Le mythe des origines : de la création à la construction territoriale d’un royaume
L’apparition mythologique de l’Homme selon les
Kongo
Lorsque l’on demande aux Kongo quelle est
l’origine du monde, ils répondent de façon instinctive : « Dieu prépara du
fufu, prit les hommes comme viande ». Le fufu est une pâte à base de farine de
manioc dont la préparation est longue et fastidieuse en ce qu’elle exige
beaucoup de patience. Ainsi, la création du monde chez les Kongos est perçue
comme un processus long et étendu dans le temps.
Tandis que Dieu prépare le fufu, il s’affaire à
trouver de la viande (et donc veut créer l’homme). Mais comme il doit attendre
la multiplication du genre humain, le fufu commence à se refroidir, à produire
de l’eau et à se fendre: c’est ainsi que les plaines, les rivières et les
montagnes voient le jour. Ce fufu finalement devenu avarié devient du fumier et
ce même fumier va nourrir la terre qui va faire pousser les plantes. C’est la
création des écosystèmes.
Mais selon cette même cosmogonie, comment est né
le premier homme alors?
Les Kongo, nous l’enseignent à travers l’histoire
de Mahungu. Le mot mahungu dérive du verbe wunga (souffler, comme la tempête).

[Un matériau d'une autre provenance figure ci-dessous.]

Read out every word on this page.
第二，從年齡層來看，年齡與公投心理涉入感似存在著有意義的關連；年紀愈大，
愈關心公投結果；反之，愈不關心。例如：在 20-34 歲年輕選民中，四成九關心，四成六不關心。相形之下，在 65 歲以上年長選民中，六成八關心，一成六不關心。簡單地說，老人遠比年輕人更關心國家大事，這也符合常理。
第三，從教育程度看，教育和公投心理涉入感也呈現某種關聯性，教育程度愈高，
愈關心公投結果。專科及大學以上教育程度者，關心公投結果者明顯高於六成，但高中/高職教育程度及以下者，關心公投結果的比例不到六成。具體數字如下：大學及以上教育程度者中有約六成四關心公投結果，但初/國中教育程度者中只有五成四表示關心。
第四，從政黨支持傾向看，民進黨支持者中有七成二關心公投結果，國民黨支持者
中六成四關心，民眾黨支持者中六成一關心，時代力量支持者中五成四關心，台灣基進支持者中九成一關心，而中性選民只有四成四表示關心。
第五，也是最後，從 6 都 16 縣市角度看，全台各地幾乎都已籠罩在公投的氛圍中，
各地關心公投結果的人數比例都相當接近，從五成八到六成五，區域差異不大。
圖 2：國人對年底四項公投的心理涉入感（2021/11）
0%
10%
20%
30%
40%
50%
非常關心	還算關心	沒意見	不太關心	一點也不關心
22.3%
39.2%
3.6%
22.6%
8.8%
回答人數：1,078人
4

Ce nom lui correspond parfaitement car tout comme le vent, il symbolise deux
forces : lorsque le vent souffle lentement, il est créateur car il est signe de
paix, de tranquillité et de fraîcheur. Toutefois, lorsqu’il souffle violemment,
il devient destructeur, anéantissant tout sur son passage. Mahungu est donc la
symbiose entre ces deux forces; il est création comme il est destruction. Il
n’éprouve jamais les besoins inhérents à la vie de l’homme. Sa faiblesse le
prédispose aux erreurs tandis que sa force l’élève en sagesse, en intelligence
et ainsi à une certaine pureté. Mais Mahungu représente aussi la
complémentarité en ce qu’il est homme et femme; il porte en lui deux créatures,
faisant de lui un être complet. Cette vision est structurante dans la
conception que se font les Kongo du monde: une idée qui pourrait illustrer cela
est notamment l’importance accordée à cette complémentarité dans la langue
Kikongo. Ainsi, nombreux membres droits du corps humain sont désignés avec des
mots relatifs au masculin tandis que les membres du côté gauche sont désignés
avec des mots relatifs au féminin.
L’histoire de Mahungu est celle d’une créature en joie; créature qui ne connaît ni souffrance ni jalousie, ni haine car vit dans le bonheur complet. Dans les alentours où il vit, réside un arbre appelé « Muti-mpungu », arbre de Dieu. Poussé par l’esprit faible, Mahungu contourne cet arbre pour tenter d’en découvrir quelque chose: malheureusement dans son élan, il se scinde en deux. L’homme et la femme sont créés. Lûmbu, l’homme, et Mazita la femme, chercheront des solutions pour devenir de nouveau qu’un: Lûmbu regrettant les caractéristiques féminines qu’il avait, tout comme Mazita regrettant les caractères masculins qui lui manquent désormais. Ils essayent tant bien que mal de retrouver leur forme originelle mais manque de réponse satisfaisante, ils aboutissent à une solution qui les arrange tous deux: le mariage, autrement dit l’union des deux sexes.